Waarom we zonder ‘zelfmoord’ zouden moeten
ESSAY - door Govert den Hartogh (Emeritus hoogleraar Universiteit van Amsterdam).
Zelfmoord. We komen het woord dagelijks tegen, in de krant, in het journaal. Maar is iemand die zijn eigen leven beëindigt eigenlijk wel een moordenaar?
Volgens het strafrecht is moord het doden met voorbedachten rade. En het is zeker zeldzaam dat iemand zichzelf zo impulsief doodt dat je niet van voorbedachten rade kunt spreken. Maar aan ‘moord’ zitten meer connotaties vast. In het Duitse wetboek van strafrecht is in de Hitler-tijd de volgende definitie van ‘moordenaar’ opgenomen: iemand die een mens doodt uit moordlust, ter bevrediging van de geslachtsdrift, uit hebzucht of uit enige andere minderwaardige beweegreden, heimelijk of gruwelijk of met middelen die gevaarlijk zijn voor anderen of om een misdrijf mogelijk te maken of te verdoezelen. Ja, de Nazi’s wisten waar ze het over hadden. Juristen kunnen weinig met deze definitie maar als opsomming van betekeniselementen van ‘moord’ in de dagelijkse taal is zij heel herkenbaar.
Ga het maar na, van bijna geen enkel van die elementen is normaal sprake bij ‘zelfmoord’.
Het belangrijkste verschil is wel dat iemand die zichzelf doodt in elk geval op dat moment denkt dat de dood voor hem te verkiezen is boven het leven. Hij heeft geen ‘minderwaardige beweegreden.’ We associëren zelfmoord weliswaar met het gebruik van gruwelijke middelen: jezelf ophangen, verdrinken, van een hoog gebouw of voor de trein werpen, of door het hoofd schieten.

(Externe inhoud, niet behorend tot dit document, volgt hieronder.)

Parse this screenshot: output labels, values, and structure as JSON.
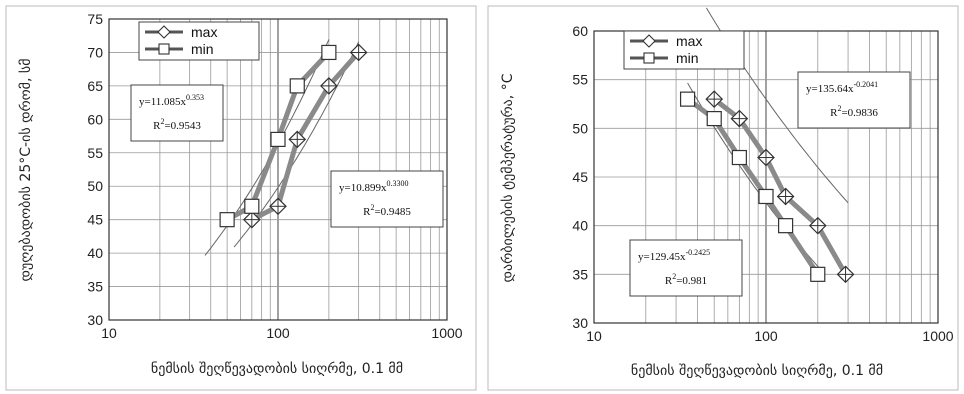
{
  "chart_data": [
    {
      "type": "line",
      "x_scale": "log",
      "xlim": [
        10,
        1000
      ],
      "ylim": [
        30,
        75
      ],
      "x_ticks": [
        "10",
        "100",
        "1000"
      ],
      "y_ticks": [
        "30",
        "35",
        "40",
        "45",
        "50",
        "55",
        "60",
        "65",
        "70",
        "75"
      ],
      "xlabel": "ნემსის შეღწევადობის სიღრმე, 0.1 მმ",
      "ylabel": "დუღებადობის 25°C-ის დრომ, სმ",
      "grid": true,
      "legend_placement": "top-left",
      "series": [
        {
          "name": "max",
          "marker": "diamond-cross",
          "x": [
            70,
            100,
            130,
            200,
            300
          ],
          "y": [
            45,
            47,
            57,
            65,
            70
          ]
        },
        {
          "name": "min",
          "marker": "square",
          "x": [
            50,
            70,
            100,
            130,
            200
          ],
          "y": [
            45,
            47,
            57,
            65,
            70
          ]
        }
      ],
      "trendlines": [
        {
          "a": 11.085,
          "b": 0.353,
          "x_range": [
            37,
            200
          ]
        },
        {
          "a": 10.899,
          "b": 0.33,
          "x_range": [
            55,
            300
          ]
        }
      ],
      "annotations": [
        {
          "equation_base": "y=11.085x",
          "exponent": "0.353",
          "r2_label": "R",
          "r2_value": "=0.9543"
        },
        {
          "equation_base": "y=10.899x",
          "exponent": "0.3300",
          "r2_label": "R",
          "r2_value": "=0.9485"
        }
      ]
    },
    {
      "type": "line",
      "x_scale": "log",
      "xlim": [
        10,
        1000
      ],
      "ylim": [
        30,
        60
      ],
      "x_ticks": [
        "10",
        "100",
        "1000"
      ],
      "y_ticks": [
        "30",
        "35",
        "40",
        "45",
        "50",
        "55",
        "60"
      ],
      "xlabel": "ნემსის შეღწევადობის სიღრმე, 0.1 მმ",
      "ylabel": "დარბილების ტემპერატურა, °C",
      "grid": true,
      "legend_placement": "top-left",
      "series": [
        {
          "name": "max",
          "marker": "diamond-cross",
          "x": [
            50,
            70,
            100,
            130,
            200,
            290
          ],
          "y": [
            53,
            51,
            47,
            43,
            40,
            35
          ]
        },
        {
          "name": "min",
          "marker": "square",
          "x": [
            35,
            50,
            70,
            100,
            130,
            200
          ],
          "y": [
            53,
            51,
            47,
            43,
            40,
            35
          ]
        }
      ],
      "trendlines": [
        {
          "a": 135.64,
          "b": -0.2041,
          "x_range": [
            45,
            300
          ]
        },
        {
          "a": 129.45,
          "b": -0.2425,
          "x_range": [
            35,
            210
          ]
        }
      ],
      "annotations": [
        {
          "equation_base": "y=135.64x",
          "exponent": "-0.2041",
          "r2_label": "R",
          "r2_value": "=0.9836"
        },
        {
          "equation_base": "y=129.45x",
          "exponent": "-0.2425",
          "r2_label": "R",
          "r2_value": "=0.981"
        }
      ]
    }
  ]
}
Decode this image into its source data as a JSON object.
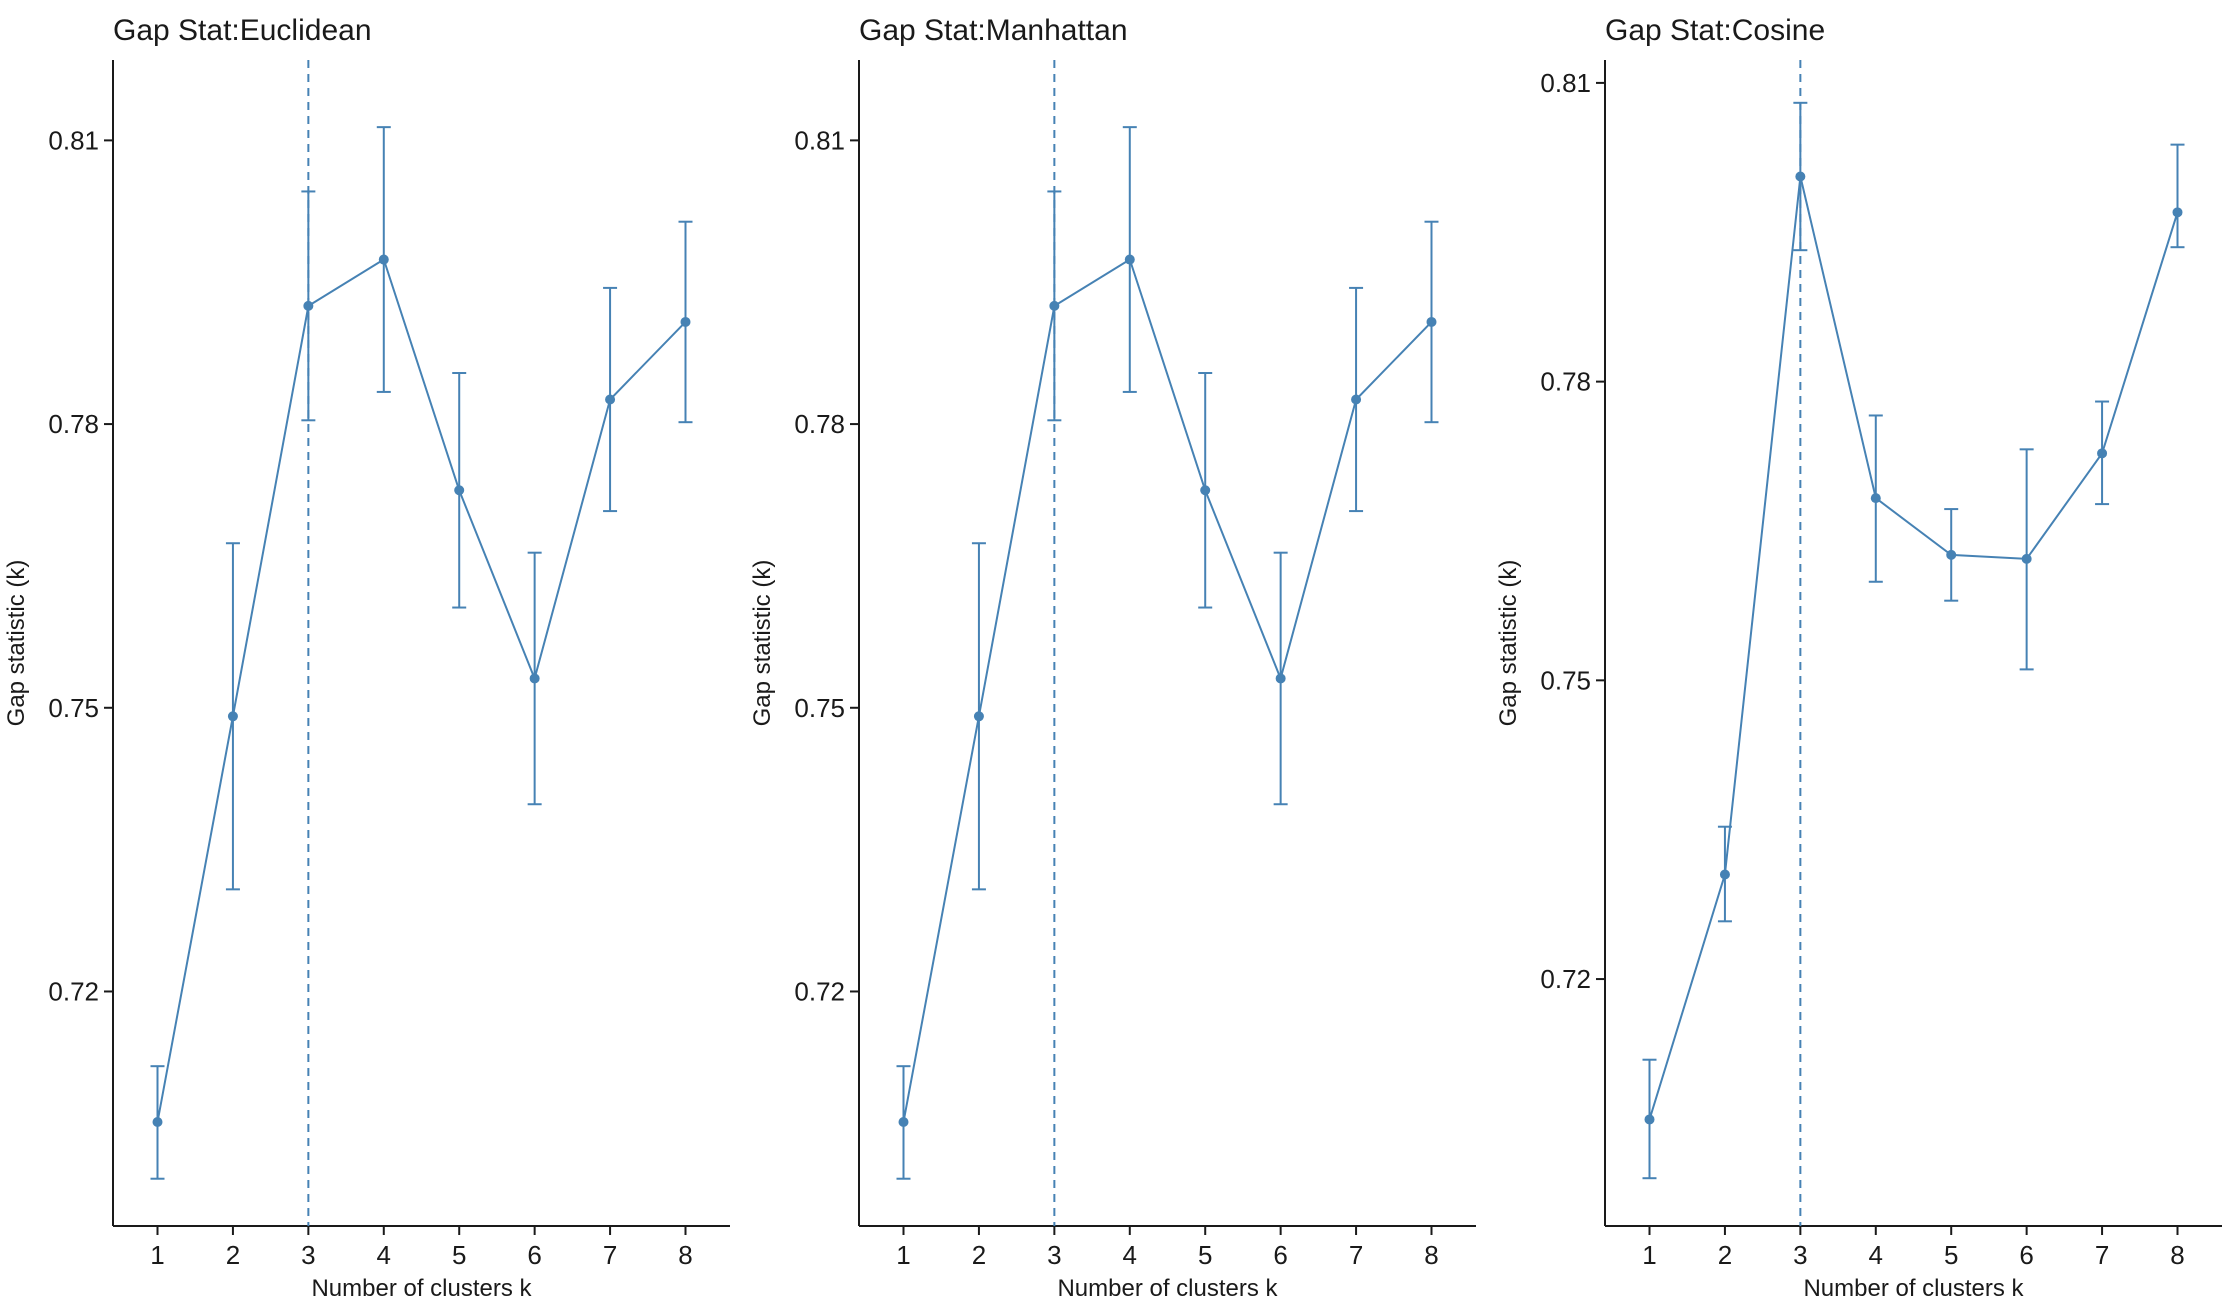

Maar oude en zieke mensen kunnen ook een eind maken aan hun leven door op te houden met eten en drinken, en dat is bij voldoende voorbereiding en begeleiding een humane dood. De middelen die de dokter gebruikt voor hulp bij zelfdoding kun je ook zelf via internet in Mexico bestellen. Ook dat zijn geen gruwelijke middelen.